Et c’est ainsi que Max Réal, sans le souci des heures et des jours qui s’écoulaient, fit provision d’impérissables souvenirs devant le spectacle de ces magnificences. Il visita en touriste infatigable les environs du lac Yellowstone, les bassins aux ondes empourprées qui l’avoisinent, échevelées d’algues aux éclatantes couleurs. Il remonta dans le nord jusqu’à cet éblouissant étalage des vasques des Mammoth Springs. Il se baigna dans leurs piscines basaltiques, disposées en demi-cercle, emplies d’eau tiède, et entourbillonnées de vapeurs. Il s’étourdit aux fracas tumultueux des deux cataractes du Yellowstone, qui, pendant un demi-mille, en chutes, en rapides, en cascades, s’épanchent à travers un lit resserré, éperonné de roches laviques, pour finir au milieu d’une poussière liquide par un saut de cent vingt pieds. Il circula entre les trous à feu qui bordent le torrent du Fire Hole. Là, dans cette vallée rongée par l’impétueux tributaire de la Madison, se chiffrent par centaines les sources chaudes, les fontaines de boue, les geysers avec lesquels ne peuvent rivaliser les plus célèbres de l’Islande.
Et quel panorama développe aux regards, le long de ses rives, ce sinueux et capricieux Fire Hole, sorti d’un lagon, en se déroulant vers le nord.

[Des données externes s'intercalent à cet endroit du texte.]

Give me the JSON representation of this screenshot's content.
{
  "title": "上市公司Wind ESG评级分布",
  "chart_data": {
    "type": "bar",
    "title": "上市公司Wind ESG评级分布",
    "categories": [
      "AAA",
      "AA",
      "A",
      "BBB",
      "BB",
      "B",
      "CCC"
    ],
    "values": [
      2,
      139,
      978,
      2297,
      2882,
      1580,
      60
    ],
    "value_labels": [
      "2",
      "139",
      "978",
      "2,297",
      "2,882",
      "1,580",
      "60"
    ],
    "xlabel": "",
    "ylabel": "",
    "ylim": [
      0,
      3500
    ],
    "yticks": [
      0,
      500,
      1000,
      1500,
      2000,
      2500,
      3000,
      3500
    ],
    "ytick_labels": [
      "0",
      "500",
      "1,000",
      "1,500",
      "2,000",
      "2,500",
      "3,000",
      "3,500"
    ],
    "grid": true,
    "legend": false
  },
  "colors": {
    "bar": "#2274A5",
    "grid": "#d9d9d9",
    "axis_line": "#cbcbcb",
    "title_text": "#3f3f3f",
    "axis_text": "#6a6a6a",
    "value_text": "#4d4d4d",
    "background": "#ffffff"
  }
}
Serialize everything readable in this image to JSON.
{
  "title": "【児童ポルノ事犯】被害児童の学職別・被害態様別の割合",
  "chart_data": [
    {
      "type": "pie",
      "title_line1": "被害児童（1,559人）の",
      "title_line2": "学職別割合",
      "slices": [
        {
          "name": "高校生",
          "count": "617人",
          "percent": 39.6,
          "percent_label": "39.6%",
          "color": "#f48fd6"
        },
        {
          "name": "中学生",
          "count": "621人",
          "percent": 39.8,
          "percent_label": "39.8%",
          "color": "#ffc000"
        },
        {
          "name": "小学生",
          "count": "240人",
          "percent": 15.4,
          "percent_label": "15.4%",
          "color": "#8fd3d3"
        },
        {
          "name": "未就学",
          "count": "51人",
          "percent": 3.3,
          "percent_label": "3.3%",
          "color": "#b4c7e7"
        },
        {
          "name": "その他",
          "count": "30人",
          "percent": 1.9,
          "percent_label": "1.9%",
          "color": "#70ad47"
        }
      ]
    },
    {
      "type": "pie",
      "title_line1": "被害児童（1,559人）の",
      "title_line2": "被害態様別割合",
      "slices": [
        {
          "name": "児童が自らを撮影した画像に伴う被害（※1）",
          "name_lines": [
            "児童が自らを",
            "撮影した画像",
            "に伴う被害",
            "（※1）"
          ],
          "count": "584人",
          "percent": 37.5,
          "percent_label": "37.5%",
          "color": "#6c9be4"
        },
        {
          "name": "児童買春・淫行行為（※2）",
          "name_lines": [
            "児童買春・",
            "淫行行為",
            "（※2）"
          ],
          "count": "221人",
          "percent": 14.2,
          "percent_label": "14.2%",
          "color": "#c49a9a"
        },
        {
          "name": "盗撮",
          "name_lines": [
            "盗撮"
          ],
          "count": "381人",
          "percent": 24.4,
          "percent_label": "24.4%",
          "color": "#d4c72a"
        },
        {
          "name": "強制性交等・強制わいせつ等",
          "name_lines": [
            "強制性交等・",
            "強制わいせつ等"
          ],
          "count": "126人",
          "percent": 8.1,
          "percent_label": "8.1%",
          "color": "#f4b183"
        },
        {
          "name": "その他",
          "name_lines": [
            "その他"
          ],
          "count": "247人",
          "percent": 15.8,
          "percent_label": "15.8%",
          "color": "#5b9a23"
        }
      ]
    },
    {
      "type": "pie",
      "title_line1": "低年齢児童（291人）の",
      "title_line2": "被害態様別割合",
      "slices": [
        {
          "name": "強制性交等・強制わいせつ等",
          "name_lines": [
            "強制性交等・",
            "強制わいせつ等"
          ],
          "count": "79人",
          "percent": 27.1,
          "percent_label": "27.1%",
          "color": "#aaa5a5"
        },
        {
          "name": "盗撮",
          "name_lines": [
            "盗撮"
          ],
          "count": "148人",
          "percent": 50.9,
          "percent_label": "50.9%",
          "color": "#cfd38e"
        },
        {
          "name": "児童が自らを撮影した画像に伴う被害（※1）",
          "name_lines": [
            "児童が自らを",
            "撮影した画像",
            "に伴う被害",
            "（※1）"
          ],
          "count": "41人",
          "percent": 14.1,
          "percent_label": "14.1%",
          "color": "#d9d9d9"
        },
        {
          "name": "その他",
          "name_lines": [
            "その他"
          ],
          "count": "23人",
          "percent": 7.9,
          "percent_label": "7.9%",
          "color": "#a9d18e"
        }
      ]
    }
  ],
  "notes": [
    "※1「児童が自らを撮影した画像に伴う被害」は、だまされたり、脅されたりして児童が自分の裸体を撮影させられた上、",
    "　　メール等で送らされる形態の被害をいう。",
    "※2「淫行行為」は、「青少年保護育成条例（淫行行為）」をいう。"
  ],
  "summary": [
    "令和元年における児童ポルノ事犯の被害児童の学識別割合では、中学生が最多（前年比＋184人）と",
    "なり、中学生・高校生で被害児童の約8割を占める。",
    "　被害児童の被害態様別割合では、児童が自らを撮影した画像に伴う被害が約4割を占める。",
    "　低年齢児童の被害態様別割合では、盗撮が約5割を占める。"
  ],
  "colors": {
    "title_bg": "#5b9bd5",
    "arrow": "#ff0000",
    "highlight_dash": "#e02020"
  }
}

À tous les étages des massifs qui s’abaissent jusqu’à son lit se succèdent les cratères d’où fusent les geysers aux dénominations descriptives. Ici c’est l’Old Faithful, le « Vieux Fidèle », avec ses jets réguliers, dont la fidélité commence à décroître par suite d’intermittences moins précises. Là, c’est le « Château-Fort », sur le bord d’un étang marécageux, en forme de vieux donjon, dont les murs s’inondent sous la pluie de ses vapeurs condensées. C’est la « Ruche », puits monstrueux dont la margelle s’élève au-dessus du sol comme un tronçon de tour, le « Grand Geyser », qui met un intervalle de trente-deux heures entre ses éruptions, le « Géant » dont les liquides panachés flottent à cent vingt pieds, moins puissant que la « Géante », qui porte les siens à plus du double.
Dans le bassin supérieur se déploie l’« Éventail », avec ses lamelles parées de toutes les nuances de l’arc-en-ciel, lorsque les rayons solaires s’y réfractent. Non loin, l’« Excelsior », dont la colonne centrale, sur une circonférence d’une trentaine de toises, s’élève à soixante, en évacuant, dans les poussées de sa formidable gerbe, des débris de pierres et de laves arrachés à l’écorce terrestre. À un mille de là, se rencontre le « Geyser de la Grotte », ou plutôt « de la Source », qui couronne de ses aigrettes aqueuses d’énormes blocs en arcades, orifices des sombres cavités où travaillent incessamment les forces plutoniennes. Enfin, le « Blood Geyser », expectoré d’un cratère aux parois d’argile rougeâtre qu’il délaie au passage, semble s’épanouir en gerbe de sang.